TRANSPORTATION PRIORITY CORRIDORS
Gottingen was identified in the Moving Forward Transit Strategy as one of two streets where Transportation Priority Measures (TPMs) will be implemented. This will effect parking, it will see an increase in the number of buses on Gottingen, and it will negatively impact the quality of public street realm. As famous urbanist Jan Gehl said while in Halifax last year — too many buses on a street is not good. While there will be more buses that provide local service, our concern is there are too many buses using Gottingen Street as a thoroughfare to get to the bridge. Gottingen was never designed as a transit corridor; it was designed as a local commercial corridor, now with mixed use and an increasing amount residential development. This is a concern, particularly if it is not considered in tandem with the Centre Plan, the Integrated Mobility Plan, and the Parking Strategy. A Request for Proposals was issued last month looking for a consultant to provide the survey, analysis, and functional design of transit priority options for Gottingen Street from North Street to Cogswell Street. We have been told that there will be public consultation as part of this process. Please look for notifications and attend.

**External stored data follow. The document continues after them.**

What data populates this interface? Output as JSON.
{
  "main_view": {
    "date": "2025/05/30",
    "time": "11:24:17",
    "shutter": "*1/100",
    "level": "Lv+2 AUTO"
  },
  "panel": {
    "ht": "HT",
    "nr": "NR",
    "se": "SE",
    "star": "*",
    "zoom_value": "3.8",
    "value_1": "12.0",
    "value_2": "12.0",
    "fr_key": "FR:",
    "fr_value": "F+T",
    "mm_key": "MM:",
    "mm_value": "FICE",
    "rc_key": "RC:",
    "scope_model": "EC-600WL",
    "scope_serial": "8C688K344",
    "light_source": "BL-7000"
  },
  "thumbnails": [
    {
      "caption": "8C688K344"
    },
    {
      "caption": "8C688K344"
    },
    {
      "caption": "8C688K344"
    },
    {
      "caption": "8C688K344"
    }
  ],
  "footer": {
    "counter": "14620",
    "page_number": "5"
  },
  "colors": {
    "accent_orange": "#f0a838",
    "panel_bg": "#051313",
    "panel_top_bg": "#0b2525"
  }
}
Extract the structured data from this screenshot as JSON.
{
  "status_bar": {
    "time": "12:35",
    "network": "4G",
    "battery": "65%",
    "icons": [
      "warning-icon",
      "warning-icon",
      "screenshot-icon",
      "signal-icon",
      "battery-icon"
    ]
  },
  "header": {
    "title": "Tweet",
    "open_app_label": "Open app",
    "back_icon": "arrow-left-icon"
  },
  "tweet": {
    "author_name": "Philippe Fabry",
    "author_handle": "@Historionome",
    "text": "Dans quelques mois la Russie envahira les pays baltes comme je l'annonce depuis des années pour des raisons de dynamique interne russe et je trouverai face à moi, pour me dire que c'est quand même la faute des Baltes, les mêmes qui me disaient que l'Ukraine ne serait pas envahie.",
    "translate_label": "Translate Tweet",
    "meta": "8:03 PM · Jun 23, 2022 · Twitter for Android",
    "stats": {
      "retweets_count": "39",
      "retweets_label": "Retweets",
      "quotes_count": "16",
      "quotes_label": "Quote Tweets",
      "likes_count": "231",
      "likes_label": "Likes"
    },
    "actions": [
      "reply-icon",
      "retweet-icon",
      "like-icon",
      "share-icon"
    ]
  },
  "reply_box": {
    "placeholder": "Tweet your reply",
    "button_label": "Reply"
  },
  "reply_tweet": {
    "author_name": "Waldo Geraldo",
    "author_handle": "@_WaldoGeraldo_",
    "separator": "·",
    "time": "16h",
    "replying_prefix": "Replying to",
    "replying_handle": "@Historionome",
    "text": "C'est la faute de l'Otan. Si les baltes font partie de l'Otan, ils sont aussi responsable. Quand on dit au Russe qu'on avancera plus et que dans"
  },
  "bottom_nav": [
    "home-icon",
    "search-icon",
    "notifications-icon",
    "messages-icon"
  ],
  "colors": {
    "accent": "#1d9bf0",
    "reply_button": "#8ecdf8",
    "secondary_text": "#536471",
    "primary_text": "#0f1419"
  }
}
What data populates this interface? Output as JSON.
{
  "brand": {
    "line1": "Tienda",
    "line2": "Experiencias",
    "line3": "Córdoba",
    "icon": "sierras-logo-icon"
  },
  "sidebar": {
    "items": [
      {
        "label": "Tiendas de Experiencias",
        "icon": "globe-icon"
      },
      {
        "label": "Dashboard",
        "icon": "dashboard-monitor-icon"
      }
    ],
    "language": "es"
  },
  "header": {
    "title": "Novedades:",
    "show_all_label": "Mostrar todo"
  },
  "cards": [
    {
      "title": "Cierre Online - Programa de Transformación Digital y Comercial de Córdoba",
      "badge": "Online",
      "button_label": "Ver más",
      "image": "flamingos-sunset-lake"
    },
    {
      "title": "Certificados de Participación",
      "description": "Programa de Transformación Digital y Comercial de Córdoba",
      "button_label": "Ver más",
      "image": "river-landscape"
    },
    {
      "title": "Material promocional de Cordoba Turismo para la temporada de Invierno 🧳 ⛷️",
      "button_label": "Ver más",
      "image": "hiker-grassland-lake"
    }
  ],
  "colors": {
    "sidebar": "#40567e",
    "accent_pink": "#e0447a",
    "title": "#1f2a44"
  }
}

INTEGRATED MOBILITY PLAN ACTION REQUIRED
The Integrated Mobility Plan will create a regional vision for mobility and help to direct future investment in transportation demand management, transit, active transportation, and the roadway network. It is scheduled to go before council this summer. The final round of consultations is this month. The two events scheduled for the peninsula are:
Thursday, April 20, 12 noon – 2 p.m. Central Library (Paul O'Regan Hall), 5440 Spring Garden Road, Halifax
Thursday, April 20, 6 – 8 p.m. NSCC Technology Campus (Atrium), 5685 Leeds Street, Halifax
Please attend if you are able. It is important to have business representation at these events to ensure the voice of the business community is heard. While I attend these events on behalf of NEBA, there is strength in numbers. Come learn what is happening and give your input.
An RFP has been issued to hire a consulting firm to develop a parking strategy for the HRM. We will be watching this one closely and looking to provide input. Because there is very little municipal owned land in the district, opportunities for creating off-street parking are limited. Parking is always a concern for commercial districts, and we want to be sure the needs of the business community are represented. The Maitland lot behind Gottingen has been a recent point of contention when HRM announced it was going up for sale. That has since been stopped, and the intention is that this site will have public parking in the future. We would also like to have permit parking on the side streets re-examined to ensure it is being optimized for the growing business community. Once again, please watch for notifications about public meetings and plan to attend. It is critical the business community provides their input.